Main outcomes and measures:
The primary outcome was pretreatment to posttreatment change in PTSD symptom severity on the Clinician-Administered PTSD Scale-5 (CAPS-5). The secondary outcome was pretreatment to posttreatment change in fear-conditioned extinction, assessed by fear-potentiated startle response. Outcomes were assessed at pretreatment, midtreatment, and posttreatment. General linear models comparing within- and between-group were analyzed in both intention-to-treat (ITT) and treatment-completed models.

Results:
A total of 85 male and 8 female veterans (mean [SD] age, 39.2 [8.5] years) were randomized. There was a large treatment effect of verum (Cohen d, 1.17), a moderate effect of sham (d, 0.67), and a moderate between-group effect favoring verum (mean [SD] Δ, 7.1 [11.8]; t90 = 2.87, d, 0.63; P = .005) in the intention-to-treat analysis. The effect pattern was similar in the treatment-completed analysis: verum d, 1.53; sham d, 0.86; between-group mean (SD) Δ, 7.4 (11.7); t69 = 2.64; d, 0.63; P = .01). There was a significant pretreatment to posttreatment reduction of fear-potentiated startle during extinction (ie, better fear extinction) in the verum but not the sham group and a significant correlation (r = 0.31) between symptom reduction and fear extinction. Withdrawal rates were low.

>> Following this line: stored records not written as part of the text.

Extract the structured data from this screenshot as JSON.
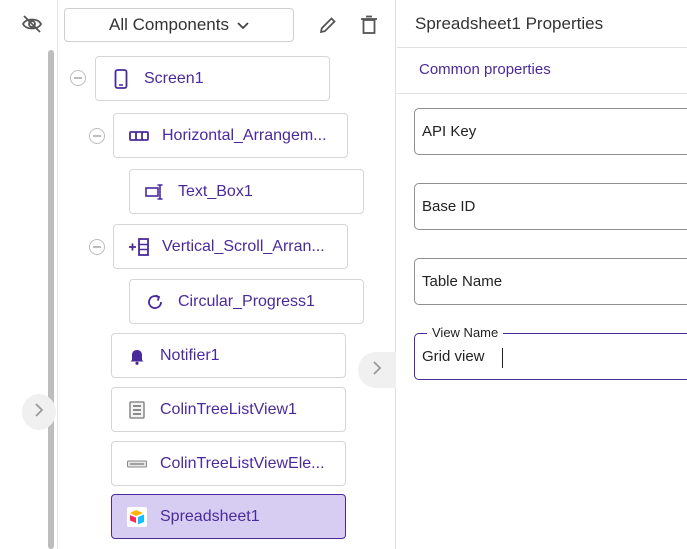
{
  "rail": {
    "hide_icon": "eye-off-icon",
    "expand_icon": "chevron-right-icon"
  },
  "tree": {
    "selector_label": "All Components",
    "edit_icon": "pencil-icon",
    "delete_icon": "trash-icon",
    "nodes": [
      {
        "label": "Screen1",
        "icon": "phone-icon"
      },
      {
        "label": "Horizontal_Arrangem...",
        "icon": "horizontal-arrangement-icon"
      },
      {
        "label": "Text_Box1",
        "icon": "textbox-icon"
      },
      {
        "label": "Vertical_Scroll_Arran...",
        "icon": "vertical-scroll-icon"
      },
      {
        "label": "Circular_Progress1",
        "icon": "circular-progress-icon"
      },
      {
        "label": "Notifier1",
        "icon": "bell-icon"
      },
      {
        "label": "ColinTreeListView1",
        "icon": "listview-icon"
      },
      {
        "label": "ColinTreeListViewEle...",
        "icon": "list-element-icon"
      },
      {
        "label": "Spreadsheet1",
        "icon": "spreadsheet-icon"
      }
    ],
    "selected_node": "Spreadsheet1"
  },
  "properties": {
    "title": "Spreadsheet1 Properties",
    "section_link": "Common properties",
    "fields": [
      {
        "label": "API Key",
        "value": ""
      },
      {
        "label": "Base ID",
        "value": ""
      },
      {
        "label": "Table Name",
        "value": ""
      },
      {
        "label": "View Name",
        "value": "Grid view"
      }
    ]
  },
  "colors": {
    "accent": "#4a2a9a",
    "selected_bg": "#d7cdf3",
    "border": "#d6d6d6"
  }
}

Conclusions and relevance:
The acupuncture intervention used in this study was clinically efficacious and favorably affected the psychobiology of PTSD in combat veterans. These data build on extant literature and suggest that clinical implementation of acupuncture for PTSD, along with further research about comparative efficacy, durability, and mechanisms of effects, is warranted.

Trial registration:
ClinicalTrials.gov Identifier: NCT02869646.